Sports: Professional sports is by no means the only athletic industry that has been profoundly affected by COVID-19: the ongoing pandemic could cripple youth sports across the country. The Associated Press reports that the virus has caused a roughly $25 billion industry to shut down as baseball fields, gyms and other athletic facilities sit barren while youth leagues and tournaments are postponed or canceled outright.
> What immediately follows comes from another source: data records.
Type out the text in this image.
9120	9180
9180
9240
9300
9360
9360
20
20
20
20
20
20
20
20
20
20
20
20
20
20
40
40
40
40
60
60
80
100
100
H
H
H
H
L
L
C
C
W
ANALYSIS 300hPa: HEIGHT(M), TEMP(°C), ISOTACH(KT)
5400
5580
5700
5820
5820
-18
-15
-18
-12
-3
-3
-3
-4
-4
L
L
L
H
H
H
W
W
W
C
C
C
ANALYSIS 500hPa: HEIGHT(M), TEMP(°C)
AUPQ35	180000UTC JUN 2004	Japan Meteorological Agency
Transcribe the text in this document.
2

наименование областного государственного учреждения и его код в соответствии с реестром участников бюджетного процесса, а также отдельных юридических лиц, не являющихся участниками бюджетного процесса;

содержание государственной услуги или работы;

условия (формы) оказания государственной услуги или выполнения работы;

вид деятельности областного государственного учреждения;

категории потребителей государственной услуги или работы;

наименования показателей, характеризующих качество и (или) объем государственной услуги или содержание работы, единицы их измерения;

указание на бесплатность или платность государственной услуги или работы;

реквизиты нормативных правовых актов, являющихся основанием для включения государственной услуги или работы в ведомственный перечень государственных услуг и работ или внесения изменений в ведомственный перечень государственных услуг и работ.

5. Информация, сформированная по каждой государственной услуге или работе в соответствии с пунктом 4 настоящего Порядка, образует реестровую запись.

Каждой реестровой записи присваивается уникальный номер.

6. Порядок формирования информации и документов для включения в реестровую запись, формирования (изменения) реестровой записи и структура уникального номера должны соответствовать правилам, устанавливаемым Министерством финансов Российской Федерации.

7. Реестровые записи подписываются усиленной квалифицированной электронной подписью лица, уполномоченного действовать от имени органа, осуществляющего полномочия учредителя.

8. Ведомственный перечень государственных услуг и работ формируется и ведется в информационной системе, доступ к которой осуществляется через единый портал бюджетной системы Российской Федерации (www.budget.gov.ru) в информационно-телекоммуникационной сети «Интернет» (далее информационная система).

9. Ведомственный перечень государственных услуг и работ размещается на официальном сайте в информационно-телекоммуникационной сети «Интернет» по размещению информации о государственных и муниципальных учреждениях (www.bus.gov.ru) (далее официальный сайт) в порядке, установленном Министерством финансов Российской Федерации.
The Amateur Athletic Union reported that membership from 20,000 to 3,000 in a matter of weeks as it remains hopeful that it can hold tournaments in the near future.

 

“One World: Together at Home”: With an impressive assemblage of star power, global concert “One World” over the weekend raised nearly $128 million for the World Health Organization and regional charities that are helping to battle the coronavirus (The Hill)

 

 

 



THE CLOSER

And finally …  America’s zoos and aquariums, many of which are closed to the public during the coronavirus crisis, are under financial strain, just like most of the country. Nonetheless, they are trying to be happy places, thanks to their keepers and creative marketing teams that reel in virtual visitors, TV hits and social media enthusiasts.

 

Don’t miss:

 

The Cincinnati Zoo is selling masks for adults and children adorned with playful animal prints. You may have thought your bandanas were sufficient, but for $18.99, don’t forget your snout can signal more than “stay away.”

 

The Chicago Aquarium recently let penguins walk around the building to check out what’s on the other side of their enclosures. Adorable! (CBS News video).

 

The Milwaukee County Zoo encouraged its large blue iguana, “Digger,” to take a pretty peppy stroll around the Aquatic and Reptile Center over the weekend (CBS News video).

 

And be snoopy while you have the time! Webcam opportunities afford up-close views of how various animals survive in their own perpetual lockdown (The Daily Beast).